Он много ездил по свету, но не как путешественник. Просто он жил одной жизнью с окружающими его людьми, как бы не называлась эта страна. И память о чистом, огромном, прекрасном мире осталась навсегда в его книгах.

Он никогда не мог забыть запаха даже брошенных индейских поселков, где жили друзья его детства. Сладковатого, и слегка тошнотворного запаха душистых трав, дыма и свежевыделанных шкурок и треска огромных тигровых поленьев, которые зажигали в камине родного дома, а он и его сестра Марселайн пели при свечах спиричуэлс, духовные гимны.

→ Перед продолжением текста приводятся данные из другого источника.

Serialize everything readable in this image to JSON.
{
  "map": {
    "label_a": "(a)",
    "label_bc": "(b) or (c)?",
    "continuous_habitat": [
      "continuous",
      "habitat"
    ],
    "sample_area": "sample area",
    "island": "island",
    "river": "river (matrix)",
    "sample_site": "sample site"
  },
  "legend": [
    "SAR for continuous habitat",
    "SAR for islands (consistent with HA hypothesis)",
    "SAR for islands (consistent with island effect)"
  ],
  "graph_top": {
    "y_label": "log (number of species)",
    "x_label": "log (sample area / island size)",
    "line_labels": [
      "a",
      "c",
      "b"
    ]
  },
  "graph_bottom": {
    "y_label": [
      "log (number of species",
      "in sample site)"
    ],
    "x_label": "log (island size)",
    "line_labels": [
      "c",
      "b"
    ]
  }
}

Перед его глазами часто вставали белые снега и голубые блетчеры Фор Арльберга, где он когда-то проводил лыжный сезон. В те годы он почти всегда был голоден, поэтому так ясно запомнились тушеный заяц с густым соусом из красного вина, оленина с каштановым соусом, темное или светлое пиво и дешевое вино. После прогулки на лыжах по блестящему пушистому снегу и скрипящей на морозе дороги все это казалось удивительно вкусным. В погребке сидели крестьяне в башмаках с шипами, одетые облаками табачного дыма и пели песни горцев. И сам Хемингуэй, чья обледеневшая борода еще не успевала оттаять, присоединял свой голос к поющим.

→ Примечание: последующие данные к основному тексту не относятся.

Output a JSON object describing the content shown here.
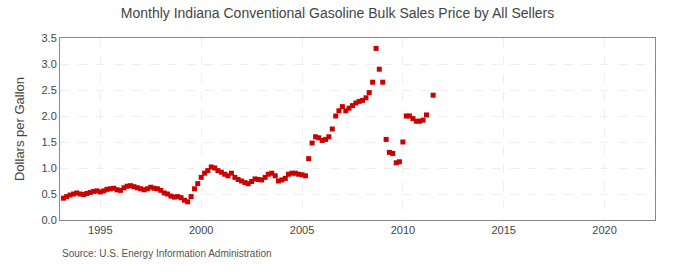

Вспоминались сверкающие на солнце белые небоскребы Гаваны, города богачей и революций. И ночные огни и зарево над городом, по которым он ориентировался, если на его яхте "Пилар" ему случалось заплыть слишком далеко от берега.

Африка его счастливых лет. Длинные золотистые берега и белые отмели, такие белые, что больно глазам. Ревущие прибои и огромный ветер, летящий над Африкой. И Килиманджаро, покрытая вечными снегами горная вершина, которую местные жители называют Нгае-Нгаэ, что значит дом Бога.

И, чаще всего, вспоминались женщины, кто дышит рядом с ним, чьи волосы, словно водопад отгораживают от него свет, а ночью, особенно перед рассветом, блестят как тусклое цветущее золото.

И еще вспоминалась Испания. Мадрид, белый и красивый, стоящий там, за горами, далеко от серых скал и сосен, от вереска и дрока по ту сторону желтого плоскогорья.

Но эти воспоминания приходили редко, и он их не любил. Там, в холодной земле, где снег метет по оливковым рощам, спят американцы, павшие за Испанию и, ставшие частью испанской земли. Было холодно, когда они умерли, и с тех пор, они не замечают смены времен года.

Но настоящим домом для Эрнеста Хемингуэя, где бы он не находился, навсегда остался Париж, где он сделался писателем и был так счастлив. Он стал рабочим кабинетом и его любовью, ведь в нем навеки осталась его юность. И через тридцать лет после того как Хемингуэй за столиком парижского кафе написал свой первый рассказ, он сказал: "Если тебе повезло, и ты в молодости жил в Париже, то, где бы ты ни был потом, он до конца дней твоих останется с тобой, потому что Париж – это праздник, который всегда с тобой".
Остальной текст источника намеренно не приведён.